Wetlands filter runoff, attenuate flood flows, and recharge freshwater aquifers. Forests, in addition to providing timber, fuel, and food, cycle nutrients, store carbon, purify water and air, regulate climate, protect topsoil, and support an intricate web of flora and fauna. In fact, the diversity of flora and fauna that make up our planet function as infrastructure—from mycorrhizal fungi that connect plants together and transfer water, carbon, nitrogen, and other minerals (pipelines?); to dung beetles that decompose waste into food and shelter (waste processing?); to the 1,400 species of bats (making up 20% of all mammals on Earth) that serve as pollinators, seed spreaders, and insect regulators (pesticides?); to the top predators like the grey wolf, grizzly bear, or orca, which disperse nutrients from feeding and seeds from foraging, and controlling the distribution, abundance, and diversity of prey (power grids?). All of the ‘services’ provided by this flora and fauna are self-regulating, self-sustaining, run entirely on solar energy, and optimize the very notion of resiliency.
Arguably, green or ‘living’ infrastructure is the bedrock of our life-support system on Earth. So it makes sense that as we continue to build, rebuild, shape, farm and extract resources from the land and oceans, we must lead with a nature-based approach.
What does this mean in practical terms?
Leading with a nature-based approach first and foremost means a change in mindset. It means we embrace, respect, and honor nature’s capacity to provide us with life-giving services. Protecting and conserving nature, applying the Precautionary Principle and recognizing that all life has intrinsic value beyond our utilitarian needs are good starts.
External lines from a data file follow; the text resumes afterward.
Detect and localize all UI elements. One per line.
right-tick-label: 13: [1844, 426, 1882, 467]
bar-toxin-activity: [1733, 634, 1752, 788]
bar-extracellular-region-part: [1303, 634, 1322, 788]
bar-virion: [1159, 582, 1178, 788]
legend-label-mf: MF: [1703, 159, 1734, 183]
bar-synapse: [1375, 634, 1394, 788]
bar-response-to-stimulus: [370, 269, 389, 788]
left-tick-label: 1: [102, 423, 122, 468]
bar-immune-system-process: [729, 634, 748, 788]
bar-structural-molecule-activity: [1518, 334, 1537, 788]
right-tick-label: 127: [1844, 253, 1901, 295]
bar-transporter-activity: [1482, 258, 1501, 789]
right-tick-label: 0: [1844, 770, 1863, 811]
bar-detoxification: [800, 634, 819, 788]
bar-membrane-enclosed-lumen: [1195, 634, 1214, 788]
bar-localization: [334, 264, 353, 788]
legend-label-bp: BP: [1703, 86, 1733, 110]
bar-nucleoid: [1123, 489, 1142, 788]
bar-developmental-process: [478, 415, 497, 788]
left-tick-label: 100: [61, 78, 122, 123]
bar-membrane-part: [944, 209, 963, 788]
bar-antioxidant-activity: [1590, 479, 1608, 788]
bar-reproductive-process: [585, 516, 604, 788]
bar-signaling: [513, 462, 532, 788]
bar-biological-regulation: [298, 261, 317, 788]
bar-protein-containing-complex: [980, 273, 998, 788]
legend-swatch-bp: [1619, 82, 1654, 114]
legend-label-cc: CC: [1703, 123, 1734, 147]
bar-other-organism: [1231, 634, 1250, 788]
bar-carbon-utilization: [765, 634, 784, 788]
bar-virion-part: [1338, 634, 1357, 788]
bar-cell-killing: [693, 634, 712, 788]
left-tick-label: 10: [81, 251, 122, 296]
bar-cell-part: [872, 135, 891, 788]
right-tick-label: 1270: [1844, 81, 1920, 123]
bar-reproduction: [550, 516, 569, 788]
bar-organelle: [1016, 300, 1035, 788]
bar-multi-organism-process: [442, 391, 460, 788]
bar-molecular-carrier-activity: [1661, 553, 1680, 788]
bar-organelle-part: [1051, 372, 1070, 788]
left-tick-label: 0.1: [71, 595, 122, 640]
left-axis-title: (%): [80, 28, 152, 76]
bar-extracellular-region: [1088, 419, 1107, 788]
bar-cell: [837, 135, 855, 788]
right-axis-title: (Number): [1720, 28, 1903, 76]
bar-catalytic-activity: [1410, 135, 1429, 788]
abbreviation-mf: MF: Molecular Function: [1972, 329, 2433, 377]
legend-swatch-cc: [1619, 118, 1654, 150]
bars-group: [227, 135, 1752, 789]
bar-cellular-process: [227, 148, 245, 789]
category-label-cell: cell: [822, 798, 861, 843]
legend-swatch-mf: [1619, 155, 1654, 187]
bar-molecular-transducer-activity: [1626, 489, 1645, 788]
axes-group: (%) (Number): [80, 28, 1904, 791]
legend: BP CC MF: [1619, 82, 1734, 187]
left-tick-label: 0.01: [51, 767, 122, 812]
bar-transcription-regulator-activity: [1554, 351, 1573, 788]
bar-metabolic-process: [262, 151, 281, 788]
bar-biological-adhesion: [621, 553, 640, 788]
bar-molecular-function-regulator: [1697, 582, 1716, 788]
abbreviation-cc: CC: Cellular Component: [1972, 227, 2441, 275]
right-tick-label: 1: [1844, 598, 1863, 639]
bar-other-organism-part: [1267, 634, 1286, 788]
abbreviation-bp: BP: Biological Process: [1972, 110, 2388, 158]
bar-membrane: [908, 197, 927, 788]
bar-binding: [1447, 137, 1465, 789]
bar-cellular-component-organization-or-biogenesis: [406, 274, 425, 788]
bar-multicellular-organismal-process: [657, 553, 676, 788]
From there we need to explore, embrace. and engage nature as the basis of design for everything we do. Solutions born of place (informed by weather, geology, soils, landforms, water flows, plants and all its lifeforms) tend to be more alive, more responsive, more engaging and more sustainable then those that are not. Biomimicry (or ecomimicry) provides a wonderful template for incorporating nature’s strategies to create solutions that embody life. Diversity is the cornerstone of nature, and along with ecosystem integrity, a key to resiliency. An intact, relatively diverse system generally has a greater ability to resist environmental stressors and to quickly recover after disturbance. Likewise, a diverse, inclusive, and equitable culture leads to similar outcomes, providing a positive feedback loop. Sustaining, nature-based approaches provide us with wonderful opportunities to reengage with nature, to get our hands dirty, to witness the amazing web of life and death, and to lose our hearts to something bigger than any one of us. It would be silly, and utterly foolish not to lead with a nature based approach. Don’t you think?